For police officers, firefighters, and emergency medical technicians, there is no option to work from home. Their job requires them to be out on the streets and come face-to-face with community members on a daily basis.
However, both the South Bend Police Department and South Bend Fire Department say they can, and will be, taking a number of precautions to stop the spread.
“We have hospital grade cleaning gear, disinfectant,” said Erik Schlegelmilch, a SBPD patrolman.
Schlegelmilch says officers already wipe down their cars after each interaction, but the importance of that practice has been re-iterated the last few days.

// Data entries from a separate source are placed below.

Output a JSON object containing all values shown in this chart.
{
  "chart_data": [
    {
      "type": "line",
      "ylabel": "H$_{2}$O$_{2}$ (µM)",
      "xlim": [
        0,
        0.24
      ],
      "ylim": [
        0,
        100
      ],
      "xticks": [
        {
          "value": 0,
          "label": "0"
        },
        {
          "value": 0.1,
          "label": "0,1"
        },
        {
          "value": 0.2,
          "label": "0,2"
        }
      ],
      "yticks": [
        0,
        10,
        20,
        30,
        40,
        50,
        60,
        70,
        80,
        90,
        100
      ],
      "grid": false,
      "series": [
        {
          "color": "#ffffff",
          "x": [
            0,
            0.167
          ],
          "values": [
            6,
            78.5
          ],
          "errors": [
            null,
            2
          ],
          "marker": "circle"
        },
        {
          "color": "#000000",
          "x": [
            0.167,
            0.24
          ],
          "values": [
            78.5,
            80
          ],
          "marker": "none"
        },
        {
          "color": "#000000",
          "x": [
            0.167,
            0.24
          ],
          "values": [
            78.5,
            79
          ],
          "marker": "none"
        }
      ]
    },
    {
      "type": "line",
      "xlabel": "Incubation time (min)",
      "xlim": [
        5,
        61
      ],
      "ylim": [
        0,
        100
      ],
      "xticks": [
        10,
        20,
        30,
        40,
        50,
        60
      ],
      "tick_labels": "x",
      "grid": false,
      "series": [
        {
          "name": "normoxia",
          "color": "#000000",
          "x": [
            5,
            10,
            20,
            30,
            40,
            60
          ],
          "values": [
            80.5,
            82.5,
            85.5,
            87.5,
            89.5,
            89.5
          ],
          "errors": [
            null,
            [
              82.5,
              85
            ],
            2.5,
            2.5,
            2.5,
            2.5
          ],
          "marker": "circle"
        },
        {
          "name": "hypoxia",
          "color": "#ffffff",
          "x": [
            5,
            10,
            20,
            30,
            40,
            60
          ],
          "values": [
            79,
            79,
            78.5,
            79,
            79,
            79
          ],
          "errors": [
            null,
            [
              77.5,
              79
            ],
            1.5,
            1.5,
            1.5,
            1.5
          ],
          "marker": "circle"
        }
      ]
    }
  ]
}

He adds they also get updates from the city regularly and discuss the latest state and national developments during roll call.
Each patrol car is equipped with hospital grade disinfectant, masks, protective eyewear, and gloves.
“It's a risk that comes with the job,” said Schlegelmilch. “When society calls 911 for help, I took the oath to be there. I’m healthy, so I’m going to respond.”
Schlegelmilch says SBPD is dedicated to helping the community during this outbreak.
“Society counts on the police department,” said Schlegelmilch. “Criminals are not going to stop being criminals because of this. The criminal doesn’t, you know, listen to the CDC, going, ‘Well, the CDC said to stay home.’ No. Crime is still going to continue and we need somebody out there that’s going to stop the criminals and help out society.”
On Monday at a press conference, South Bend Fire Department Chief Todd Skwarcan said emergency operations for his department will continue as the coronavirus makes its way through Indiana.
Skwarcan said the department is meeting daily to make sure firefighters and EMTs are supplied with the right equipment and resources. He said the department will do its best on each call they respond to, but residents may notice a more limited response.
“Working with our dispatch center to properly assess the acuity of a call,” said Skwarcan. “You may see one firefighter enter a residence. You may see fewer apparatuses respond to a call, but those are all managed through the service that does the triage for us, but all emergency operations will be attempted to be managed.”